Otro colorido buscado era el rojizo, que se conseguía añadiendo selenio. Para conseguir los azulados, se añadía hierro. Había otros procedimientos (baños dobles o colorantes) para conseguirlos. Existían tonos, como amarillo, castaño, anaranjado, violeta... Para el amarillo se agregaba un tinte (la auramina fue el más usado). El tono violeta se obtenía, también, agregando colorante en el revelado y se utilizaban los productos violeta metilo o violeta cristal.

Todas estas fotos siguen perfectas, con una nitidez que parecen que han sido reveladas recientemente.
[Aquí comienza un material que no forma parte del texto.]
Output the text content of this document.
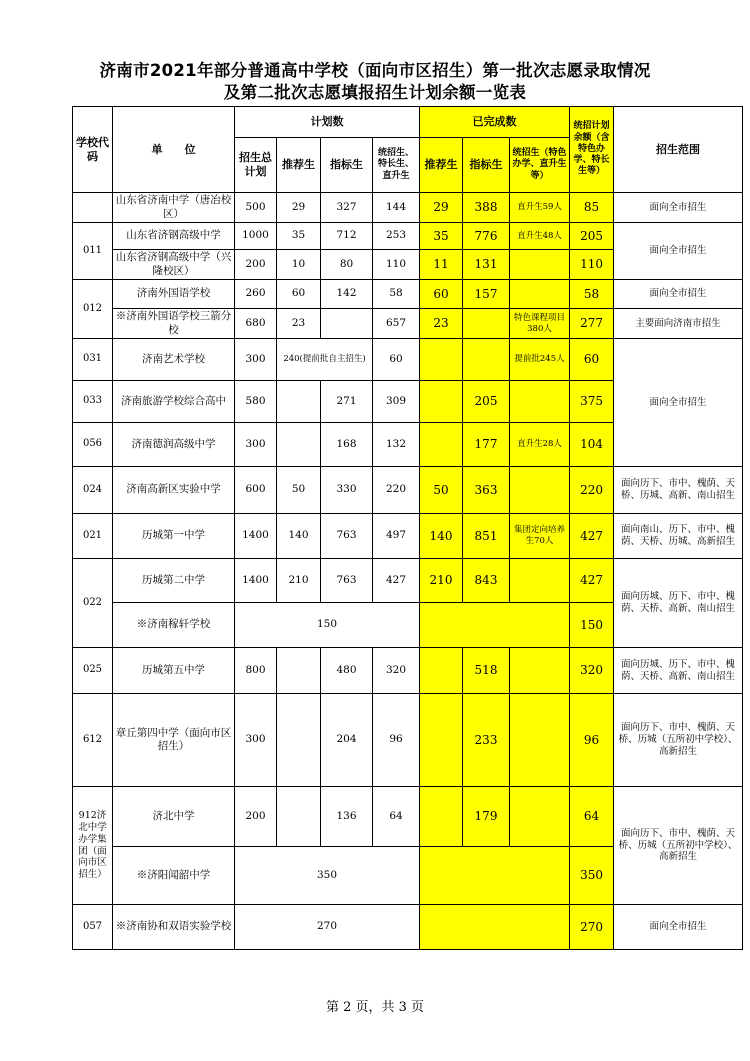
济南市2021年部分普通高中学校（面向市区招生）第一批次志愿录取情况
及第二批次志愿填报招生计划余额一览表
学校代码	单　　位	计划数				已完成数			统招计划余额（含特色办学、特长生等）	招生范围
		招生总计划	推荐生	指标生	统招生、特长生、直升生	推荐生	指标生	统招生（特色办学、直升生等）		
	山东省济南中学（唐冶校区）	500	29	327	144	29	388	直升生59人	85	面向全市招生
011	山东省济钢高级中学	1000	35	712	253	35	776	直升生48人	205	面向全市招生
	山东省济钢高级中学（兴隆校区）	200	10	80	110	11	131		110	
012	济南外国语学校	260	60	142	58	60	157		58	面向全市招生
	※济南外国语学校三箭分校	680	23		657	23		特色课程项目380人	277	主要面向济南市招生
031	济南艺术学校	300	240(提前批自主招生)		60			提前批245人	60	面向全市招生
033	济南旅游学校综合高中	580		271	309		205		375	
056	济南德润高级中学	300		168	132		177	直升生28人	104	
024	济南高新区实验中学	600	50	330	220	50	363		220	面向历下、市中、槐荫、天桥、历城、高新、南山招生
021	历城第一中学	1400	140	763	497	140	851	集团定向培养生70人	427	面向南山、历下、市中、槐荫、天桥、历城、高新招生
022	历城第二中学	1400	210	763	427	210	843		427	面向历城、历下、市中、槐荫、天桥、高新、南山招生
	※济南稼轩学校	150							150	
025	历城第五中学	800		480	320		518		320	面向历城、历下、市中、槐荫、天桥、高新、南山招生
612	章丘第四中学（面向市区招生）	300		204	96		233		96	面向历下、市中、槐荫、天桥、历城（五所初中学校）、高新招生
912济北中学办学集团（面向市区招生）	济北中学	200		136	64		179		64	面向历下、市中、槐荫、天桥、历城（五所初中学校）、高新招生
	※济阳闻韶中学	350							350	
057	※济南协和双语实验学校	270							270	面向全市招生
第 2 页，共 3 页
En contrapartida, las mías familiares, de mi boda o de mis hijos cuando eran pequeños, están con los colores desvaídos. En algunas casi ha desaparecido la imagen. Solo se mantienen las que hice en blanco y negro y revelé en la grata compañía de la luz roja de mi laboratorio: revelado, baño de paro y fijador. Papel Agfa, brillante, de dureza 3, mi preferido. Esencial la temperatura de los líquidos, la paciencia y la limpieza del laboratorio.

Ahora hay infinidad de programas en la red donde las imágenes se pueden colorear fácilmente de forma digital; así mismo, las fotos de esa manera las tenemos al instante, pero no hay nada comparable el observar en el cuarto oscuro, como va apareciendo, poco a poco, lo fotografiado, era un momento mágico que he disfrutado muchas veces y que te resarcía de los pequeños fracasos que cualquier fotógrafo que se preciara, debía tener.

Esa emoción, también se ha perdido para siempre.